Na sessão, no dia 18 de Janeiro, às 11h, serão exibidas as obras SOPHIA DE MELLO BREYNER ANDRESEN e FRAGMENTOS DE UM FILME-ESMOLA.

Realizados em pleno Estado Novo, os dois filmes inaugurais de João César Monteiro fundam uma ética: não capturam a poesia, limitam-se a aceitar a sua ausência. É aqui que começa tudo.


Primeiro filme estreado em sala de João César Monteiro, SOPHIA DE MELLO BREYNER ANDRESEN recusa o biopic, a entrevista ilustrada e o retrato oficial. Ao observar o quotidiano da poetisa em férias com a família, entre o mar, a casa, os filhos e os gestos banais, o filme transforma-se num objecto estranho e decisivo: um «home movie» sem sentimentalismo. Como escreveu João Bénard da Costa, um dos retratos mais justos alguma vez feitos em Portugal.

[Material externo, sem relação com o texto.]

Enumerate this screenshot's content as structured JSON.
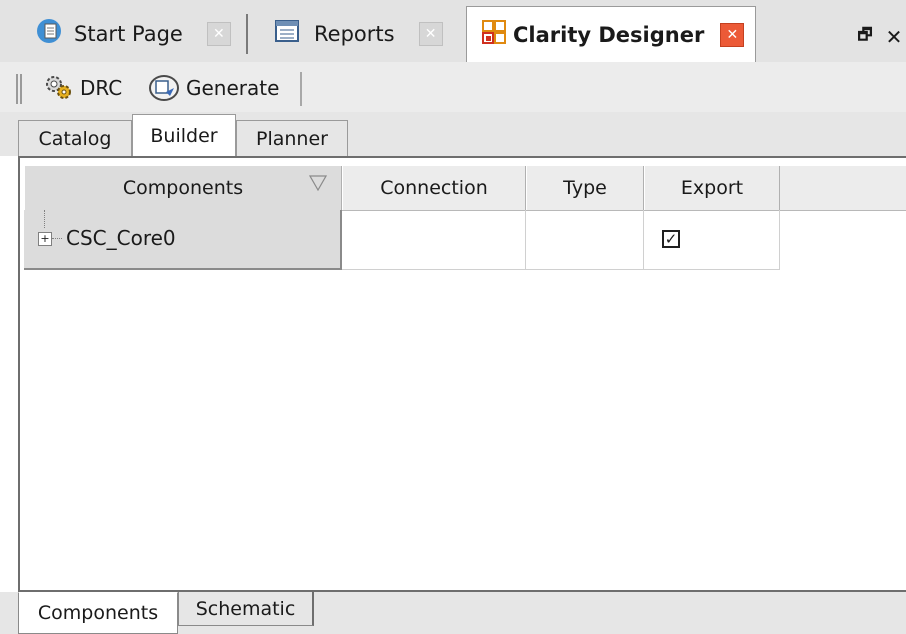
{
  "doc_tabs": [
    {
      "label": "Start Page",
      "icon": "start-page-icon"
    },
    {
      "label": "Reports",
      "icon": "reports-icon"
    },
    {
      "label": "Clarity Designer",
      "icon": "clarity-designer-icon",
      "active": true
    }
  ],
  "window_controls": {
    "restore": "restore-icon",
    "close": "close-icon"
  },
  "toolbar": {
    "drc_label": "DRC",
    "generate_label": "Generate"
  },
  "sub_tabs": {
    "catalog": "Catalog",
    "builder": "Builder",
    "planner": "Planner",
    "active": "Builder"
  },
  "table": {
    "columns": [
      "Components",
      "Connection",
      "Type",
      "Export"
    ],
    "rows": [
      {
        "component": "CSC_Core0",
        "connection": "",
        "type": "",
        "export": true
      }
    ]
  },
  "bottom_tabs": {
    "components": "Components",
    "schematic": "Schematic",
    "active": "Components"
  },
  "colors": {
    "close_active": "#ec5a37",
    "tab_bg": "#e3e3e3",
    "header_bg": "#ececec"
  }
}
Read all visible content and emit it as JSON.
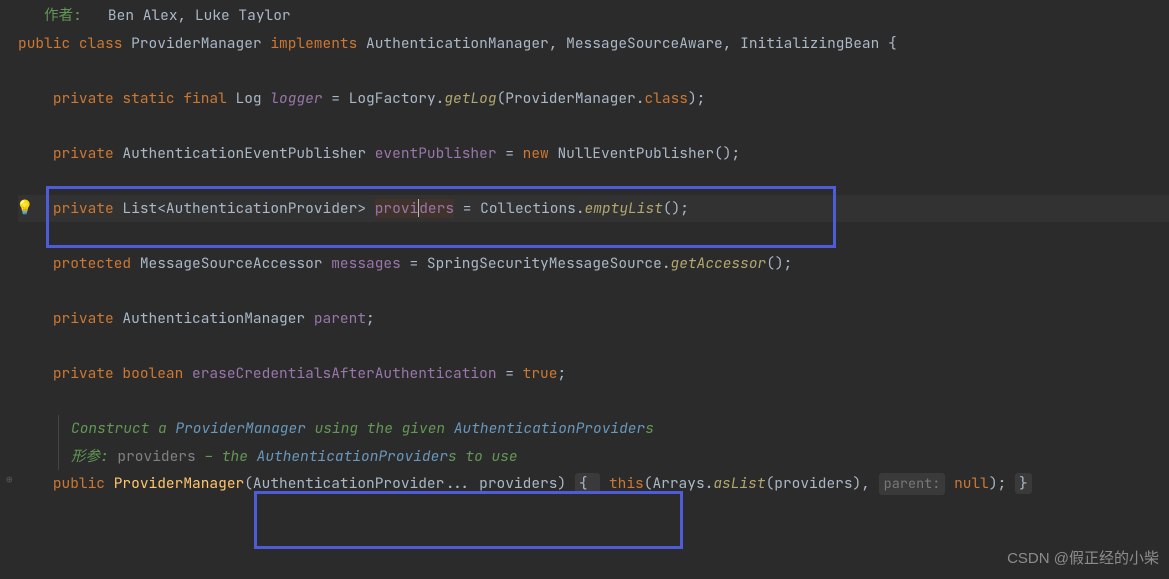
{
  "header": {
    "author_label": "作者:",
    "authors": "Ben Alex, Luke Taylor"
  },
  "code": {
    "l1_public": "public ",
    "l1_class": "class ",
    "l1_name": "ProviderManager ",
    "l1_impl": "implements ",
    "l1_ifs": "AuthenticationManager, MessageSourceAware, InitializingBean {",
    "l2_priv": "private ",
    "l2_static": "static ",
    "l2_final": "final ",
    "l2_type": "Log ",
    "l2_field": "logger",
    "l2_eq": " = LogFactory.",
    "l2_m": "getLog",
    "l2_tail": "(ProviderManager.",
    "l2_cls": "class",
    "l2_end": ");",
    "l3_priv": "private ",
    "l3_type": "AuthenticationEventPublisher ",
    "l3_field": "eventPublisher",
    "l3_eq": " = ",
    "l3_new": "new ",
    "l3_ctor": "NullEventPublisher();",
    "l4_priv": "private ",
    "l4_type": "List<AuthenticationProvider> ",
    "l4_field_a": "provi",
    "l4_field_b": "ders",
    "l4_eq": " = Collections.",
    "l4_m": "emptyList",
    "l4_end": "();",
    "l5_prot": "protected ",
    "l5_type": "MessageSourceAccessor ",
    "l5_field": "messages",
    "l5_eq": " = SpringSecurityMessageSource.",
    "l5_m": "getAccessor",
    "l5_end": "();",
    "l6_priv": "private ",
    "l6_type": "AuthenticationManager ",
    "l6_field": "parent",
    "l6_end": ";",
    "l7_priv": "private ",
    "l7_type": "boolean ",
    "l7_field": "eraseCredentialsAfterAuthentication",
    "l7_eq": " = ",
    "l7_val": "true",
    "l7_end": ";",
    "doc1_a": "Construct a ",
    "doc1_b": "ProviderManager",
    "doc1_c": " using the given ",
    "doc1_d": "AuthenticationProvider",
    "doc1_e": "s",
    "doc2_a": "形参: ",
    "doc2_b": "providers",
    "doc2_c": " – the ",
    "doc2_d": "AuthenticationProvider",
    "doc2_e": "s to use",
    "l8_pub": "public ",
    "l8_ctor": "ProviderManager",
    "l8_args": "(AuthenticationProvider... providers) ",
    "l8_open": "{ ",
    "l8_this": "this",
    "l8_call": "(Arrays.",
    "l8_m": "asList",
    "l8_mid": "(providers), ",
    "l8_hint": "parent:",
    "l8_null": " null",
    "l8_end": "); ",
    "l8_close": "}"
  },
  "watermark": "CSDN @假正经的小柴"
}
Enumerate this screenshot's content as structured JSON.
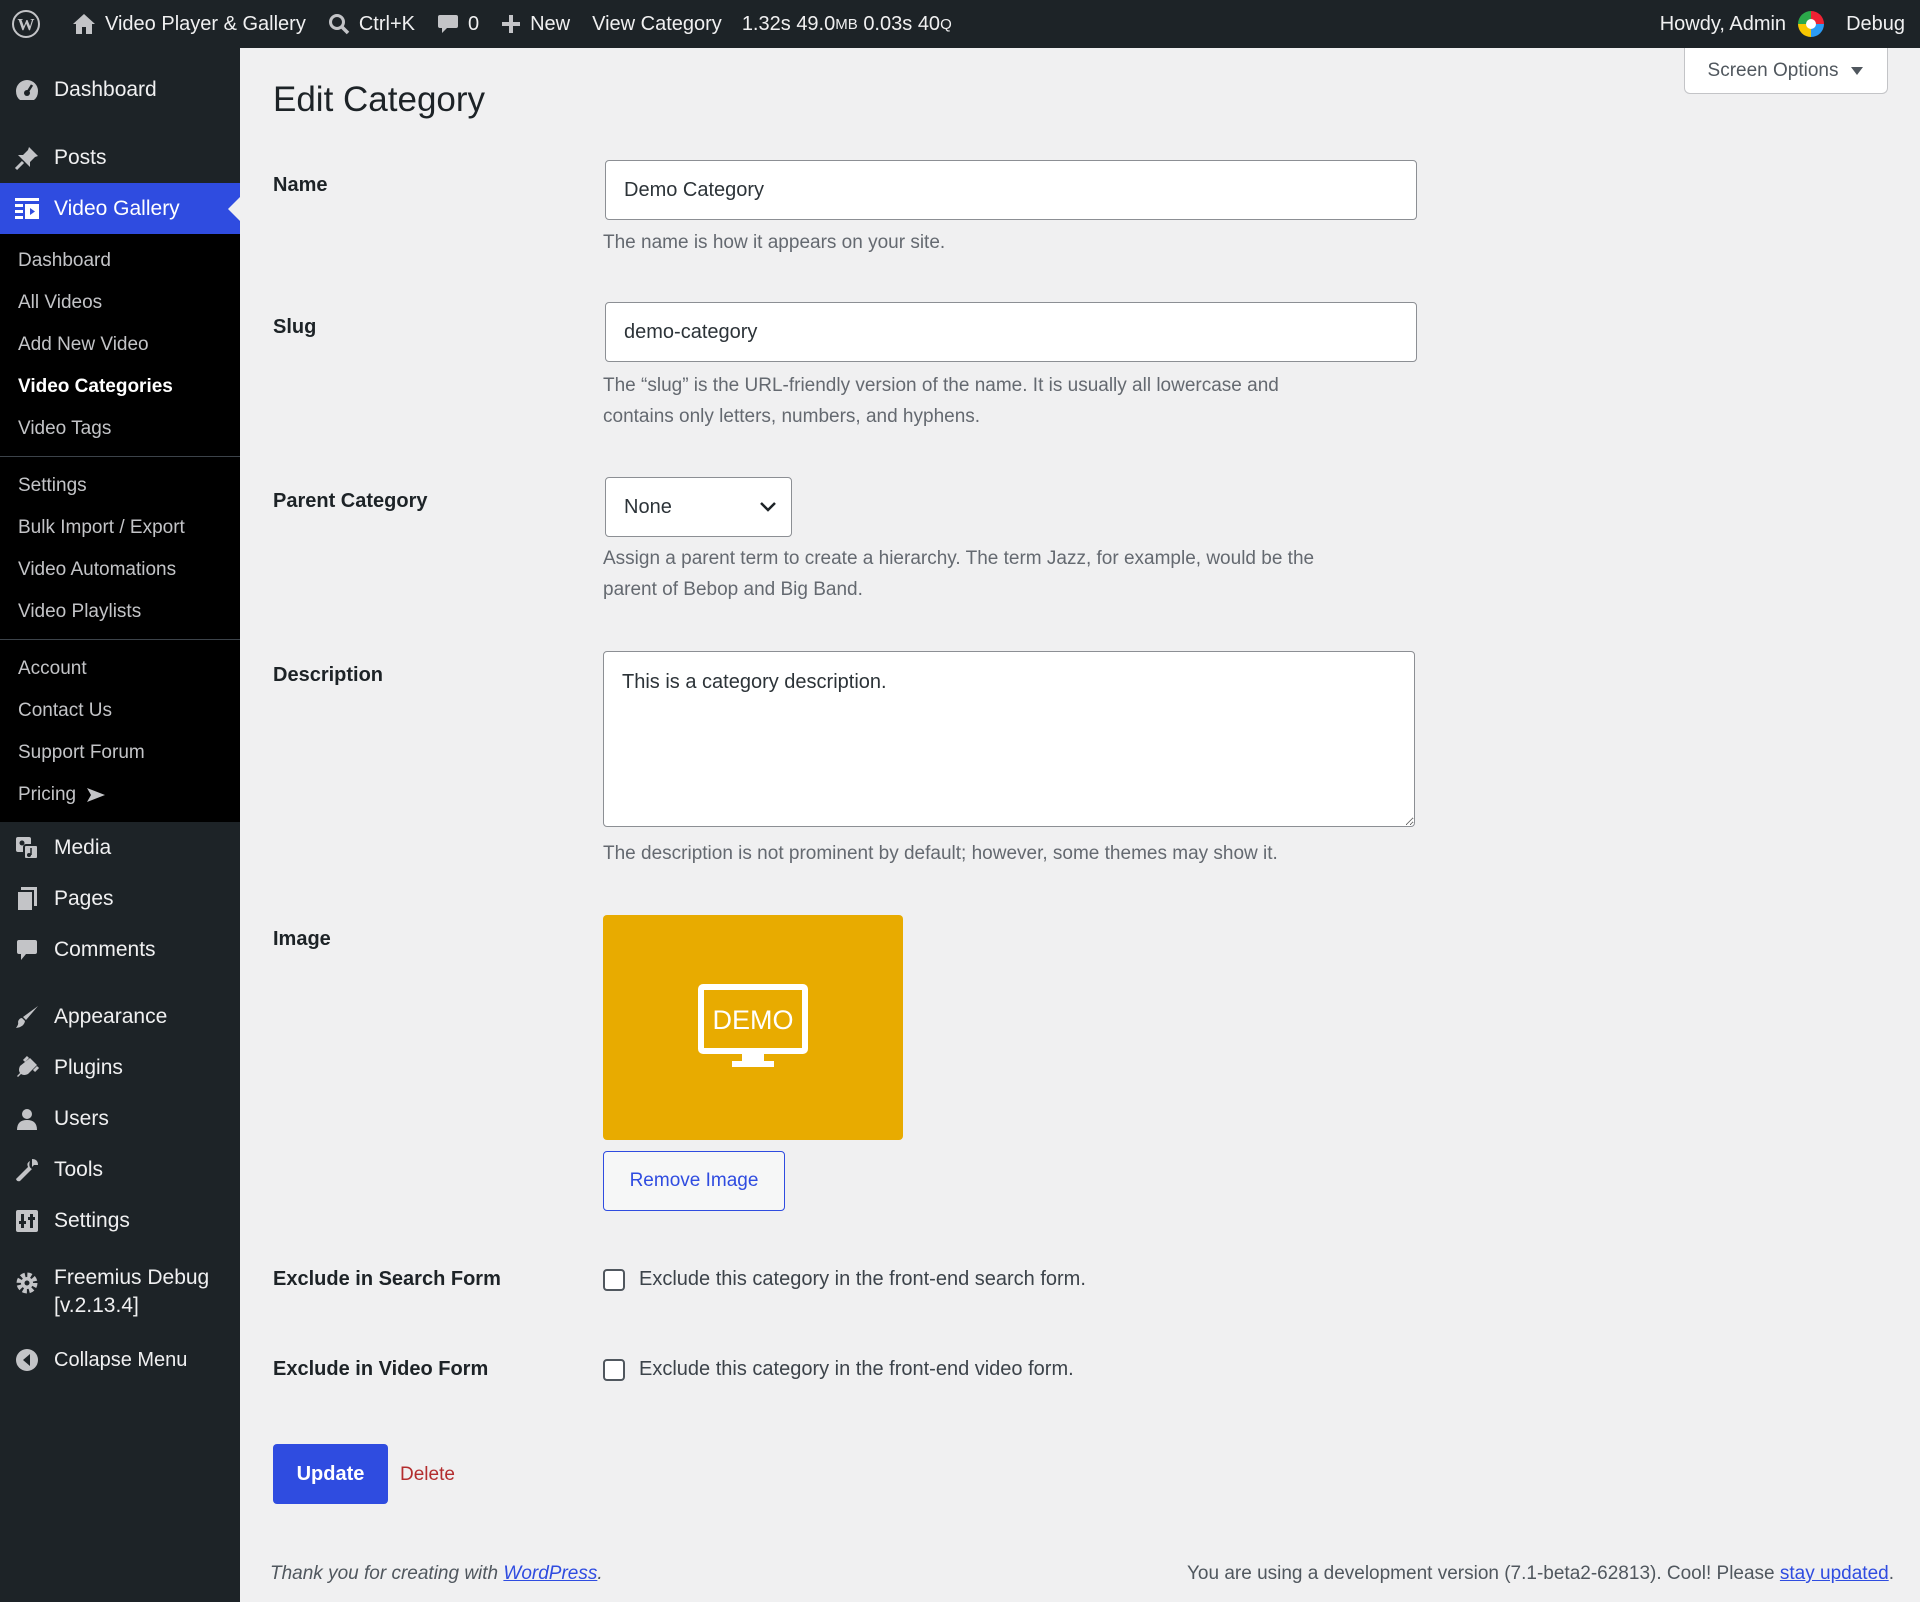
{
  "adminbar": {
    "site_name": "Video Player & Gallery",
    "search_shortcut": "Ctrl+K",
    "comments_count": "0",
    "new_label": "New",
    "view_label": "View Category",
    "perf_time": "1.32s",
    "perf_mem": "49.0",
    "perf_mem_unit": "MB",
    "perf_query_time": "0.03s",
    "perf_queries": "40",
    "perf_queries_unit": "Q",
    "howdy": "Howdy, Admin",
    "debug": "Debug"
  },
  "sidebar": {
    "dashboard": "Dashboard",
    "posts": "Posts",
    "video_gallery": "Video Gallery",
    "video_gallery_sub": [
      "Dashboard",
      "All Videos",
      "Add New Video",
      "Video Categories",
      "Video Tags"
    ],
    "video_gallery_sub2": [
      "Settings",
      "Bulk Import / Export",
      "Video Automations",
      "Video Playlists"
    ],
    "video_gallery_sub3": [
      "Account",
      "Contact Us",
      "Support Forum",
      "Pricing"
    ],
    "media": "Media",
    "pages": "Pages",
    "comments": "Comments",
    "appearance": "Appearance",
    "plugins": "Plugins",
    "users": "Users",
    "tools": "Tools",
    "settings": "Settings",
    "freemius_line1": "Freemius Debug",
    "freemius_line2": "[v.2.13.4]",
    "collapse": "Collapse Menu"
  },
  "screen_options": "Screen Options",
  "page_title": "Edit Category",
  "form": {
    "name_label": "Name",
    "name_value": "Demo Category",
    "name_desc": "The name is how it appears on your site.",
    "slug_label": "Slug",
    "slug_value": "demo-category",
    "slug_desc_1": "The “slug” is the URL-friendly version of the name. It is usually all lowercase and",
    "slug_desc_2": "contains only letters, numbers, and hyphens.",
    "parent_label": "Parent Category",
    "parent_value": "None",
    "parent_desc_1": "Assign a parent term to create a hierarchy. The term Jazz, for example, would be the",
    "parent_desc_2": "parent of Bebop and Big Band.",
    "description_label": "Description",
    "description_value": "This is a category description.",
    "description_desc": "The description is not prominent by default; however, some themes may show it.",
    "image_label": "Image",
    "image_text": "DEMO",
    "remove_image": "Remove Image",
    "exclude_search_label": "Exclude in Search Form",
    "exclude_search_text": "Exclude this category in the front-end search form.",
    "exclude_video_label": "Exclude in Video Form",
    "exclude_video_text": "Exclude this category in the front-end video form.",
    "update": "Update",
    "delete": "Delete"
  },
  "footer": {
    "left_text": "Thank you for creating with ",
    "left_link": "WordPress",
    "left_end": ".",
    "right_text": "You are using a development version (7.1-beta2-62813). Cool! Please ",
    "right_link": "stay updated",
    "right_end": "."
  },
  "colors": {
    "accent": "#2f4ce0",
    "sidebar_bg": "#1d2327",
    "image_bg": "#e8ab00",
    "delete": "#b32d2e"
  }
}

A «curta» é seguida de FRAGMENTOS DE UM FILME-ESMOLA, primeira longa-metragem de Monteiro. Filmada a preto-e-branco, com meios mínimos, o filme ataca frontalmente a instituição familiar, entendida como célula repressiva do regime fascista. Construído por planos-sequência autónomos, sem narrativa clássica, é um cinema de confronto com o espectador, onde já se anunciam a violência, a provocação e a figura de João de Deus. Um filme-esmola, sim, mas também um manifesto precoce contra a ordem, a moral e o conforto.


Uma sessão rara na manhã do próximo domingo, apresentada por Maria Andresen. Faltar é um erro.